Por Maria do Rosário Caetano

Os festivais brasileiros que apostam em filmes 100% inéditos terão boa quantidade de títulos disponíveis para a atual temporada.

Os principais deles – É Tudo Verdade (só de documentários), Olhar de Cinema, de Curitiba, Gramado, Festival do Rio, Mostra de São Paulo e Festival de Brasília (estes dedicados à ficção, mas também a documentários e animações) – dispõem de títulos que fizeram sua estreia em eventos internacionais e de outros que aqui terão sua avant-première.

O Olhar de Cinema e o Festival de Brasília dão preferência a filmes mais alternativos. Já Gramado, Festival do Rio e a Mostra SP somam produções de empenho artístico-cultural, mas abertas ao diálogo com o público.

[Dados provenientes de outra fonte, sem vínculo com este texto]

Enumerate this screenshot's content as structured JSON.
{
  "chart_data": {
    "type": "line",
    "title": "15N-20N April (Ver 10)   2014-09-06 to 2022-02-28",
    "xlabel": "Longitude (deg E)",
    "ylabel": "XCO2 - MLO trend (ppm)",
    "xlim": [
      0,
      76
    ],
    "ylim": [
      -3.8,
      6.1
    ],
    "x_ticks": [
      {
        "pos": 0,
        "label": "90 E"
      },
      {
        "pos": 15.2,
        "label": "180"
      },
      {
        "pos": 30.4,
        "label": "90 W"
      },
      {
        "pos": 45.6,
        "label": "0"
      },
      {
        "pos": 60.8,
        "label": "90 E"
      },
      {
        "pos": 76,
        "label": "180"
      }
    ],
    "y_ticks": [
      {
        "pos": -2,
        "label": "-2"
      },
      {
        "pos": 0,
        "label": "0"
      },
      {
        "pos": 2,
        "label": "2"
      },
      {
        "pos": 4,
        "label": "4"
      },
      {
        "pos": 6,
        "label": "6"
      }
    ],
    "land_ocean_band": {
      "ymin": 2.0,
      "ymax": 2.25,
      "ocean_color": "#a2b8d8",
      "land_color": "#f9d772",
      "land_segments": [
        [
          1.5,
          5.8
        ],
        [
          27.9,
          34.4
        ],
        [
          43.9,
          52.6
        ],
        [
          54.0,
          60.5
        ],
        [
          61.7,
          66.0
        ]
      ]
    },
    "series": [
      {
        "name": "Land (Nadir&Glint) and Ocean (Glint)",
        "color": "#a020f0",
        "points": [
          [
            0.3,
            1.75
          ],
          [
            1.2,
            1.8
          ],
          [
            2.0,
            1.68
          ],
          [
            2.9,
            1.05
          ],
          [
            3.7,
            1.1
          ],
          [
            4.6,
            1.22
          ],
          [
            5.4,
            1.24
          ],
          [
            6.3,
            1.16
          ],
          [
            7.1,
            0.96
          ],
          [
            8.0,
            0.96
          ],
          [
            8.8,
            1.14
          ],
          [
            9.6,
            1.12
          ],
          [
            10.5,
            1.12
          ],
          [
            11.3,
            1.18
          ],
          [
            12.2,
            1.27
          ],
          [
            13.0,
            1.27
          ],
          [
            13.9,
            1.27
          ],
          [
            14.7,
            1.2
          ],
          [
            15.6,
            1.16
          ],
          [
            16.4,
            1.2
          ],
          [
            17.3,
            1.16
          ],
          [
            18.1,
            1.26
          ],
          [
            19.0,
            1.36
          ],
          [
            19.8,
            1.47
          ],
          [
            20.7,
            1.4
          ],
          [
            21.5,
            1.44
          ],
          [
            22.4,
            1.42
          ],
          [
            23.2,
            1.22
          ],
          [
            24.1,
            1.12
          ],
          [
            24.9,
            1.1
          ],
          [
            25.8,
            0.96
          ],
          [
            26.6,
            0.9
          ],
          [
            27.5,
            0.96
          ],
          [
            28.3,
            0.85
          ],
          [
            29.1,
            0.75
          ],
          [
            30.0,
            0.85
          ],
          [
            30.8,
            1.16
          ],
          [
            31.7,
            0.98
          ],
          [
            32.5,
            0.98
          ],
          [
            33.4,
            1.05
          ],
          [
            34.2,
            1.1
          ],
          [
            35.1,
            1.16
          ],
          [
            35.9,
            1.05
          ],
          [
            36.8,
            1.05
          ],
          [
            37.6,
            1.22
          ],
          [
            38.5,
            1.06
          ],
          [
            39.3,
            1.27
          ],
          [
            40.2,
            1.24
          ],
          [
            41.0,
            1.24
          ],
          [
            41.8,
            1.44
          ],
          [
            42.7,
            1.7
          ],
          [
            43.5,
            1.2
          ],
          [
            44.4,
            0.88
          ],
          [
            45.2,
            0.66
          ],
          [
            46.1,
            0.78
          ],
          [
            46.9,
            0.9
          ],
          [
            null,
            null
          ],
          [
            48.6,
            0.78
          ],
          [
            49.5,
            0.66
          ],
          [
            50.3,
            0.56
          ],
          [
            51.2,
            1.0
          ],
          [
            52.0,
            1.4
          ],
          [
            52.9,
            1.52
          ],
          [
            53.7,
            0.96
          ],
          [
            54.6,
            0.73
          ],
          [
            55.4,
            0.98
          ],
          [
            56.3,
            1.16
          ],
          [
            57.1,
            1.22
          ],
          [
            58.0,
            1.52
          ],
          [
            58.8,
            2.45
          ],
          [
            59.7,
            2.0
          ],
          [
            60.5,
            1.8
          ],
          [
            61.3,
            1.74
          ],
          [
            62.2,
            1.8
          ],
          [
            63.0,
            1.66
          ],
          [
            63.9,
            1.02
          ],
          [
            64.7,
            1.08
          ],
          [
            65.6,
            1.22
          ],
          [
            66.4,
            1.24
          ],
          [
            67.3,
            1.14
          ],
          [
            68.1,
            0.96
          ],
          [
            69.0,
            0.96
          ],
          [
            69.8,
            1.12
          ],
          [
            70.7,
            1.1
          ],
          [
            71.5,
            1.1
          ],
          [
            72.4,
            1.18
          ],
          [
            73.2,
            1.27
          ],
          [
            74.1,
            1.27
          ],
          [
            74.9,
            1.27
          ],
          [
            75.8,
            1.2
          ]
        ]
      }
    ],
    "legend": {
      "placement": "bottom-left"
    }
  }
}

Na segunda quinzena de março, o Festival Internacional de Documentários de São Paulo (o É Tudo Verdade) divulgará sua lista de selecionados 100% inéditos para a competição nacional. O evento acontecerá de quatro a 14 de abril. Em maio, Curitiba apresentará sua lista de filmes. Em junho (de 12 a 20), realizará sua décima-terceira edição.

Em agosto (nove a 17) será a vez do Festival de Cinema de Gramado mostrar sua seleção, pautada pelo ecletismo, que soma filmes mais autorais (como “Noites Alienígenas”, vencedor de 2022), e outros, mais comerciais (caso de “Mussum, o Filmis”, o escolhido de 2023).

Tudo leva a crer que o cearense Allan Deberton, que conquistou oito Kikitos em Gramado 2019 (com “Pacarrete”, eleito o melhor filme, Marcélia Cartaxo a melhor atriz etc.), esteja guardando seu novíssimo “O Melhor Amigo” para a competição gaúcha.

Outro cineasta que tem ótima relação com Gramado é Aly Muritiba. Além de ter vencido a competição principal com “Ferrugem” (2018), ele ganhou o Kikito de melhor direção com “Jesus Kid” (2021) e viveu noite de consagração com a avant-première de “Cangaço Novo”, série que dirigiu com Fábio Mendonça, ano passado. A coletiva gramadense da série mobilizou dezenas de jornalistas e espectadores.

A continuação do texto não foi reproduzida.